Re: New full Unicode for ES6 idea from Glenn Adams on 2012-03-02 (public-script-coord@w3.org from January to March 2012)

From: Glenn Adams <glenn@skynav.com>
Date: Fri, 2 Mar 2012 01:18:14 -0700
To: Erik Corry <erik.corry@gmail.com>
Cc: "Phillips, Addison" <addison@lab126.com>, Mark Davis ☕ <mark@macchiato.com>, Cameron McCormack <cam@mcc.id.au>, "public-script-coord@w3.org" <public-script-coord@w3.org>, Brendan Eich <brendan@mozilla.com>, Anne van Kesteren <annevk@opera.com>, "mranney@voxer.com" <mranney@voxer.com>, es-discuss <es-discuss@mozilla.org>
Message-ID: <CACQ=j+cYdxW=xq7zYqKeZ13-Ao5HLfn+-U=kNaJyBRdoUm+vYQ@mail.gmail.com>

On Fri, Mar 2, 2012 at 12:58 AM, Erik Corry <erik.corry@gmail.com> wrote:

> 2012/3/1 Glenn Adams <glenn@skynav.com>:
> >> I'd like to plead for a solution rather like the one Java has, where
> >> strings are sequences of UTF-16 codes and there are specialized ways
> >> to iterate over them.  Looking at this entry from the Unicode FAQ:
> >> http://unicode.org/faq/char_combmark.html#7 there are different ways
> >> to describe the length (and iteration) of a string.  The BRS proposal
> >> favours #2, but I think for most applications utf-16-based-#1 is just
> >> fine, and for the applications that want to "do it right" #3 is almost
> >> always the correct solution.  Solution #3 needs library support in any
> >> case and has no problems with UTF-16.
> >>
> >> The central point here is that there are combining characters
> >> (accents) that you can't just normalize away.  Getting them right has
> >> a lot of the same issues as surrogate pairs (you shouldn't normally
> >> chop them up, they count as one 'character', you can't tell how many
> >> of them there are in a string without looking, etc.).  If you can
> >> handle combining characters then the surrogate pair support falls out
> >> pretty much for free.
> >
> >
> > The problem here is that you are mixing apples and oranges.

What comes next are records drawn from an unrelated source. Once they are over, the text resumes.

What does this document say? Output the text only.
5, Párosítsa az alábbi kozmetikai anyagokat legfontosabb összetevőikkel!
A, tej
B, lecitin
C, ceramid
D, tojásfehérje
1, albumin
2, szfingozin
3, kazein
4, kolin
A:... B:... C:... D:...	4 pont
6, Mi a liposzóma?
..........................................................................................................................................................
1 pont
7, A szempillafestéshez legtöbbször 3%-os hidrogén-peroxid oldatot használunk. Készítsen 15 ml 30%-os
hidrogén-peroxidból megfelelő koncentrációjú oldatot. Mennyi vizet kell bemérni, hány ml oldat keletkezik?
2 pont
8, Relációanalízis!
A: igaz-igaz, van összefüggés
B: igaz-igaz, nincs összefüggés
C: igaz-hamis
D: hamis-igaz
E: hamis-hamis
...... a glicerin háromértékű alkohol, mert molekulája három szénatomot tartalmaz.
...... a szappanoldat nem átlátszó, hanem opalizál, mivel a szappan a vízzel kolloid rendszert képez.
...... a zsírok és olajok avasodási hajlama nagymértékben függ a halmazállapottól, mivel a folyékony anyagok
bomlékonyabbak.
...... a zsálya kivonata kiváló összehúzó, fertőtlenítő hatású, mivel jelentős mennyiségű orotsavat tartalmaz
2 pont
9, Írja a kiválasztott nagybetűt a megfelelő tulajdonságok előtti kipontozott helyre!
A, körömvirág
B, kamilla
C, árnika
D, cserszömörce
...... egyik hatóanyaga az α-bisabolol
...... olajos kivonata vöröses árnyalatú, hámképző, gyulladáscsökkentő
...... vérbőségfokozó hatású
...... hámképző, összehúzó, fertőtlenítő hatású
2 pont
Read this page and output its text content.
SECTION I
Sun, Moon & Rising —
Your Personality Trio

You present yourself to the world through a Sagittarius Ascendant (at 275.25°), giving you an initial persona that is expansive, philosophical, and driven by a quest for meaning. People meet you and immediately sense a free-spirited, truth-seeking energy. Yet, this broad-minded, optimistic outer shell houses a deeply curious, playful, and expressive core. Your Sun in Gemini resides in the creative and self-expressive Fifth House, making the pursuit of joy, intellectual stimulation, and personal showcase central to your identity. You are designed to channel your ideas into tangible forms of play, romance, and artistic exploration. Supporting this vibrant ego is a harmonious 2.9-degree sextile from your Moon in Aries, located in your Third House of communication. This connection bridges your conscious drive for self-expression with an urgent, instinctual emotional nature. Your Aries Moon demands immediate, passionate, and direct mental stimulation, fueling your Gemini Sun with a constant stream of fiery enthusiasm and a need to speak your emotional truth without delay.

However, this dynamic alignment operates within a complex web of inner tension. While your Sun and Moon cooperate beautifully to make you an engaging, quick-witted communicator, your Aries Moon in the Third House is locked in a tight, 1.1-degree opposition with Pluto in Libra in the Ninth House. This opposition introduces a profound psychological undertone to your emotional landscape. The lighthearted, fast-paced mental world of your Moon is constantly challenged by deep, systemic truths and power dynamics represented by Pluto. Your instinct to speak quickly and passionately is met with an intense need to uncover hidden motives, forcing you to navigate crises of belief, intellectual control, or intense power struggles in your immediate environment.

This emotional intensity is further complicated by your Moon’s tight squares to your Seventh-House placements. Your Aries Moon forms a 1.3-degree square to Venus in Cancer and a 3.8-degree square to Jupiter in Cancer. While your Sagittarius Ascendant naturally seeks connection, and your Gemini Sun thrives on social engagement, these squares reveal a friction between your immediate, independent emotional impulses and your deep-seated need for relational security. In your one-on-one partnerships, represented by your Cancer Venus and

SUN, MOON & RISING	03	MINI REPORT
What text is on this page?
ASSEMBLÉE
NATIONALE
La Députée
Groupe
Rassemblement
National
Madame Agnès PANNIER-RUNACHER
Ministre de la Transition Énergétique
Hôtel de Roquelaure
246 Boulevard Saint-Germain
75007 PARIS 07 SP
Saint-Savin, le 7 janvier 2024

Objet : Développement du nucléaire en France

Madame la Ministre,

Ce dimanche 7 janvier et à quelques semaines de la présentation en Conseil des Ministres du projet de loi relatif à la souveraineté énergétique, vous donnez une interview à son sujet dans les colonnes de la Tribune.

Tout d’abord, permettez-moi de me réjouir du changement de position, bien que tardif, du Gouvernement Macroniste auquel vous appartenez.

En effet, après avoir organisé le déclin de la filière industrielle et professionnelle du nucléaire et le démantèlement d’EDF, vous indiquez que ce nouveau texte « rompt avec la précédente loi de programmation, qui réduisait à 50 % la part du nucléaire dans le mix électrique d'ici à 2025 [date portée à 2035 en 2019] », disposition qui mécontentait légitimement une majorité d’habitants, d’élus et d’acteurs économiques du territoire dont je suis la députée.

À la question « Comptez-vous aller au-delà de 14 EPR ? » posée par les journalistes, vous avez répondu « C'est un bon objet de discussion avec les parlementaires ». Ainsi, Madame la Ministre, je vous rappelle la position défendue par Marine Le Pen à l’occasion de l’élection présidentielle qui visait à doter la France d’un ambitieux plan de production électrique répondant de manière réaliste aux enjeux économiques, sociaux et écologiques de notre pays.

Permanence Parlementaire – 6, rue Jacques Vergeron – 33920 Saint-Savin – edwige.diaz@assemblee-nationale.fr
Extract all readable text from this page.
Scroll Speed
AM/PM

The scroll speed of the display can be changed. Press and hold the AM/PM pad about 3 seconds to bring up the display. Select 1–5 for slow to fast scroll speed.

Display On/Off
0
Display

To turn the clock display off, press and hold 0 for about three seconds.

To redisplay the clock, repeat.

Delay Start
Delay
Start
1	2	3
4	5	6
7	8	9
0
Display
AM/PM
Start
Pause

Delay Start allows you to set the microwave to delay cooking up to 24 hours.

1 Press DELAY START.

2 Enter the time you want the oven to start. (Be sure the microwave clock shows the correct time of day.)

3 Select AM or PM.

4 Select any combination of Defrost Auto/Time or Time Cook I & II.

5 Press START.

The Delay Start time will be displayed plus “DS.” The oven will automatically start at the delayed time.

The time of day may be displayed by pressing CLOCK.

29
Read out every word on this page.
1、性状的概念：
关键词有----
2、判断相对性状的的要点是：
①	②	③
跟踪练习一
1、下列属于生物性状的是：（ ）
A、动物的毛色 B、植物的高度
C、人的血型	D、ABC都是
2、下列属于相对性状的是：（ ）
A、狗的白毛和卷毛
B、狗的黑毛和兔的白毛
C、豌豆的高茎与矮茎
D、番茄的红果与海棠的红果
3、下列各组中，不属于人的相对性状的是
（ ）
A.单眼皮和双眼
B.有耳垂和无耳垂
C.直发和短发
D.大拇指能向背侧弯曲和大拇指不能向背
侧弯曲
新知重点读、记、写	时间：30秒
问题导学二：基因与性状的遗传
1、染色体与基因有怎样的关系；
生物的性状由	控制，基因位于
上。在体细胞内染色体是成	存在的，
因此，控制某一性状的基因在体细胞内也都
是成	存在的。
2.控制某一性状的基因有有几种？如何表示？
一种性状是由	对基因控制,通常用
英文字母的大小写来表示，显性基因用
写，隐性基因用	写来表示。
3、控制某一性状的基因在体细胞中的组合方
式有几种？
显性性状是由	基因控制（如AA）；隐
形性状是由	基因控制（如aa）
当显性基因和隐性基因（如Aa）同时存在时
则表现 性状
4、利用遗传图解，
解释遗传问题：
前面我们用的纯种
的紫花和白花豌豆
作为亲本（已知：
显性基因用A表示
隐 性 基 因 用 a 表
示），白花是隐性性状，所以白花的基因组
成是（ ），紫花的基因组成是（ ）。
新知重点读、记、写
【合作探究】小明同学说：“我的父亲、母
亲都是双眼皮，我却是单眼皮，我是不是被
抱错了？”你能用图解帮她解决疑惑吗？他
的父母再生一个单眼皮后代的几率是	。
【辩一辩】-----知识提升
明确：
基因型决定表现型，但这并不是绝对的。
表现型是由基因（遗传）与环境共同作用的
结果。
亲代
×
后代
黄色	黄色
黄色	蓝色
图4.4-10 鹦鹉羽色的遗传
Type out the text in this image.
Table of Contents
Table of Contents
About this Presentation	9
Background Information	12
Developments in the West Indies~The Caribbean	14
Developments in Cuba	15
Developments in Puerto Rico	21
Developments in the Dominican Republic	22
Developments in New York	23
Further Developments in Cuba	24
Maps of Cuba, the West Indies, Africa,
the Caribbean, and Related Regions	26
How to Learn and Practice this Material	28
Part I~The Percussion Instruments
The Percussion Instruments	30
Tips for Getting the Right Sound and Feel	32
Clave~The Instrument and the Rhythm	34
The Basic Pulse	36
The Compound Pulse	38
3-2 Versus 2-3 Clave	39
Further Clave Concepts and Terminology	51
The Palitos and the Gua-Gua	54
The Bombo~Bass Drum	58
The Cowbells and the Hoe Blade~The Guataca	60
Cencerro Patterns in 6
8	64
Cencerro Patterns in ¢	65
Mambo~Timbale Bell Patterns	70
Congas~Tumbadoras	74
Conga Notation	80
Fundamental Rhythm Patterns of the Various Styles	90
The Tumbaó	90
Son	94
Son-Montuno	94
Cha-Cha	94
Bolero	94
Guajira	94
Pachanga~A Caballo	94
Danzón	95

Although it
> > *may* appear that surrogate pairs and grapheme clusters have features in
> > common, they operate at different semantic levels entirely. A solution
> that
> > attempts to conflate these two levels is going to cause problems at both
> > levels. A distinction should be maintained between the following levels:
> >
> > (1) encoding units (e.g., UTF-16 coding units)
> > (2) unicode scalar values (code points)
> > (3) grapheme clusters
>
> This distinction is not lost on me.  I propose that random access
> indexing and .length in JS should work on level 1,


that's where we are today: indexing and length based on 16-bit code units
(of a UTF-16 encoding, likewise with Java)


> and there should be
> library support for levels 2 and 3.  In order of descending usefulness
> I think the order is 1, 3, 2.  Therefore I don't want to cause a lot
> of backwards compatibility headaches by prioritizing the efficient
> handling of level 2.


from a perspective of indexing "Unicode characters", level 2 is the correct
place;

level 3 is useful for higher level, language/locale sensitive text
processing, but not particularly interesting at the basic ES string
processing level; we aren't talking about (or IMO should not be talking
about) a level 3 text processing library in this thread;

Received on Friday, 2 March 2012 08:19:03 UTC